So much has happened since my last post and although I have been writing, I have not posted because I haven't yet figured out the balance between writing about our ups and downs and protecting my children's privacy. I just wrote the following about the process of building trust, particularly with Dasha, who is now 14 and just started high school.
It’s amazing to me that Dasha can be intensely rude to me one moment, saying, “I wish you will die in a car accident.” And later transform to hugging me. (Still a rarity.) If I ask her mundane things, like, “How was your day?” I am met with either silence, yelling at me or, on a good day, “uh huh.”
Yet, for the important stuff, she speaks to me. She tells me about the boys she likes & doesn’t like. She asks my advice as to how to respond and even helps me craft messages on her behalf. Sometimes, she invites me in – to watch a video or see something she has. Most times, she screams at me to get out and slams the door.

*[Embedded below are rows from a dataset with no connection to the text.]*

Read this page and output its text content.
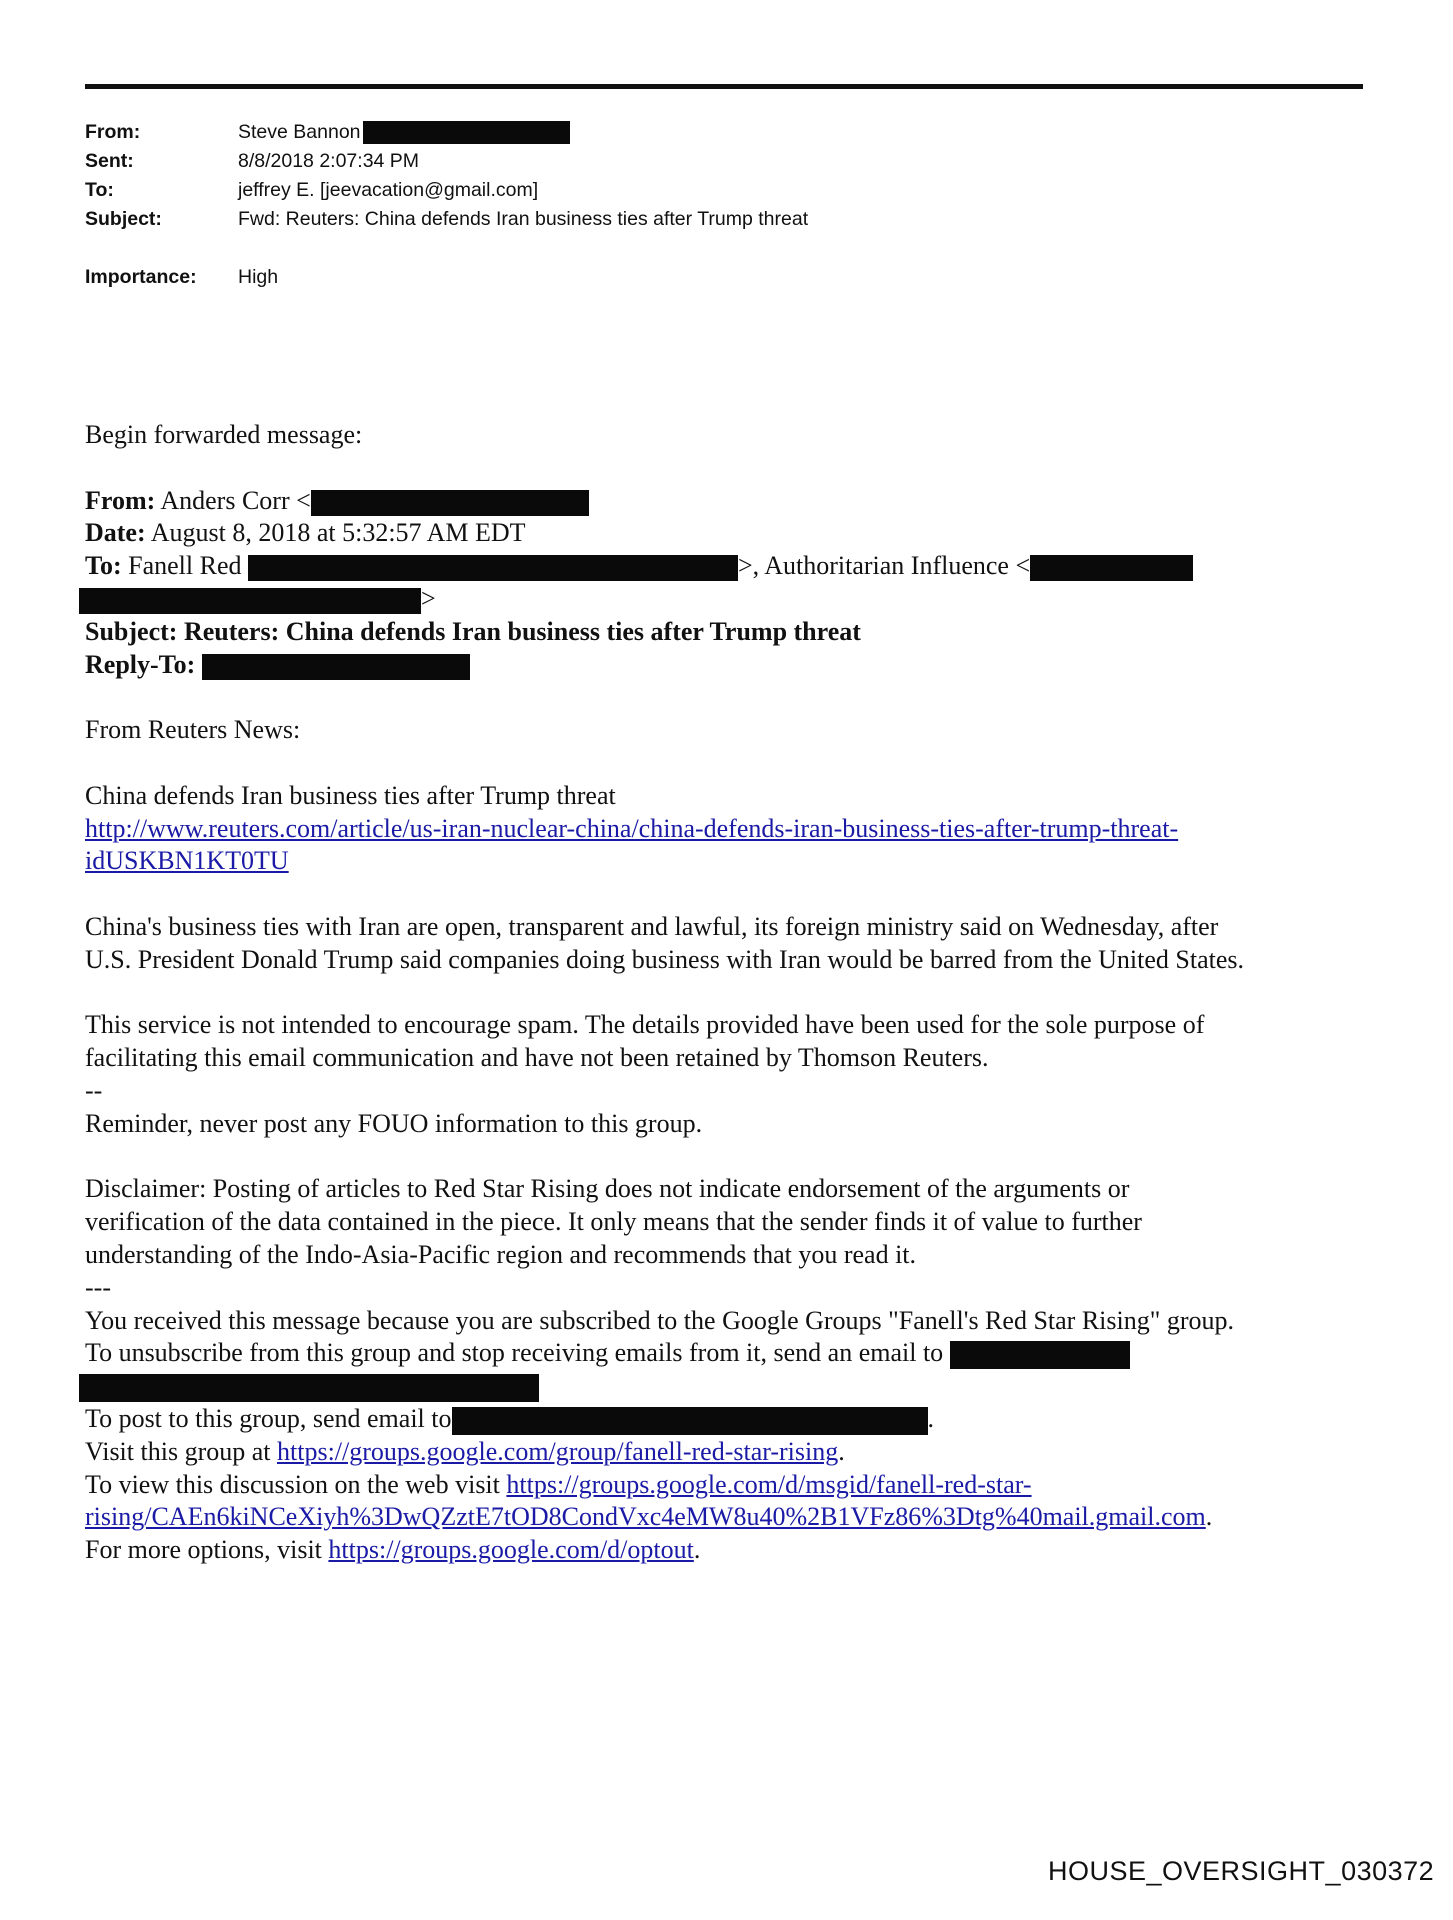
From:	Steve Bannon
Sent:	8/8/2018 2:07:34 PM
To:	jeffrey E. [jeevacation@gmail.com]
Subject:	Fwd: Reuters: China defends Iran business ties after Trump threat
Importance:	High

Begin forwarded message:

From: Anders Corr <

Date: August 8, 2018 at 5:32:57 AM EDT

To: Fanell Red	>, Authoritarian Influence <

>

Subject: Reuters: China defends Iran business ties after Trump threat

Reply-To:

From Reuters News:

China defends Iran business ties after Trump threat

http://www.reuters.com/article/us-iran-nuclear-china/china-defends-iran-business-ties-after-trump-threat-

idUSKBN1KT0TU

China's business ties with Iran are open, transparent and lawful, its foreign ministry said on Wednesday, after

U.S. President Donald Trump said companies doing business with Iran would be barred from the United States.

This service is not intended to encourage spam. The details provided have been used for the sole purpose of

facilitating this email communication and have not been retained by Thomson Reuters.

--

Reminder, never post any FOUO information to this group.

Disclaimer: Posting of articles to Red Star Rising does not indicate endorsement of the arguments or

verification of the data contained in the piece. It only means that the sender finds it of value to further

understanding of the Indo-Asia-Pacific region and recommends that you read it.

---

You received this message because you are subscribed to the Google Groups "Fanell's Red Star Rising" group.

To unsubscribe from this group and stop receiving emails from it, send an email to

To post to this group, send email to	.

Visit this group at https://groups.google.com/group/fanell-red-star-rising.

To view this discussion on the web visit https://groups.google.com/d/msgid/fanell-red-star-

rising/CAEn6kiNCeXiyh%3DwQZztE7tOD8CondVxc4eMW8u40%2B1VFz86%3Dtg%40mail.gmail.com.

For more options, visit https://groups.google.com/d/optout.

HOUSE_OVERSIGHT_030372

When it comes to clothes shopping, we have gone from arguing over sizes she didn’t understand, to asking me what size she should look for in what store. She even asks my opinion about most clothes she tries on. On shopping trips, she accepts the routine of try anything you want, pick what you like, we’ll total it up and choose what we like best. Of course other days, she wants nothing to do with me. She wanted Dad to take her shopping for a bathing suit, which is fine, but she’ll say, “I don’t want to go with YOU!”
How hard it is to live with the unpredictability and unjustified, viciousness?! Yet, I see the good head on her shoulders. I think she believes it when she says she doesn’t want a boyfriend until about age 16 or when she is in a good place with her studies and Huntington and such. (We’ll see : ) She wants a job, but is finally putting her emphasis on school. She just started taking Spanish a week ago. After studying hard, she got a 95% on a quiz about numbers 1-100. (It took me much more than a week to get that far!)
While I know even greater challenges lie ahead, I take comfort in knowing we were able to help her out of a situation that would not likely have a good end, and put her on a path where she can shine. And I’m sure she will!